Darby’s framework and approach, which lead him to conclude that Africa has contributed a lot to world football, is shared by other researchers, including Alegi (2004), Cornelissen (2004), and several others. This is why I find it intriguing that much of the commentary in the African media says nothing about the broader contexts in which African football has to dribble and tackle. It does not take sophisticated thinking to understand how more opportunities to play in the world cup finals translate into improvement of the game back in the region accorded those opportunities. The self-blame train, interestingly, does not see this point.

There is much to be admired in the tendency for us Africans to blame ourselves, contrary to those who claim that Africans like to blame others. However there are broader contexts that must be taken into consideration, to make the analysis more accurate. A lot of the self-blame can in fact be seen as coming out of the inferiority complex that is widely, and perhaps correctly, understood to plague many Africans, who never cease to see Europe and America as the unmatched epitome of civilization and advancement. Some of the self-blame also comes from an attitude of Africans’ dissatisfaction with conditions in their own countries, unbalanced with an acceptance of the status quo at the global level. These are effects of a Eurocentric mindset, in which these particular Africans, mostly from the elite ranks, have been schooled to view themselves through European worldviews.

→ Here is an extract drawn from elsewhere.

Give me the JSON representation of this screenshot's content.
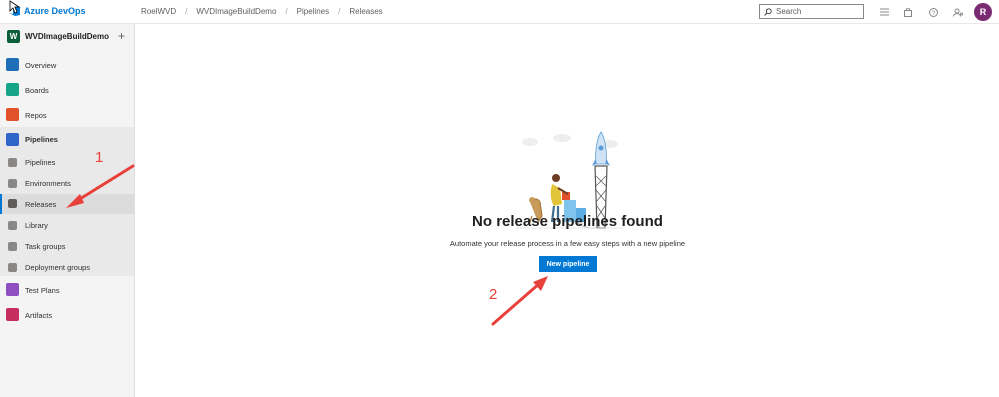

After several shots from the penalty box, Africa has finally scored into the goal of the hosting rights to the 2010 world cup finals. A few commentators have observed that Ghana’s performance in Germany has been worthy of world cup finalists, and that to those who have followed Ghanaian football, this has not been a lucky flick. Whereas hosting the tournament on African soil does give African teams an added boost, the reality of five slots, against historical domination and slot advantage from Europe and South America, does not offer much hope for an African team winning the cup. Africa’s victory lies in the gradual triumphs registered so far, a reflection of the awareness of the inequality and injustice of not only the world game but global relations as well, on the part of Africa’s struggle leaders and other fair-minded individuals around the world.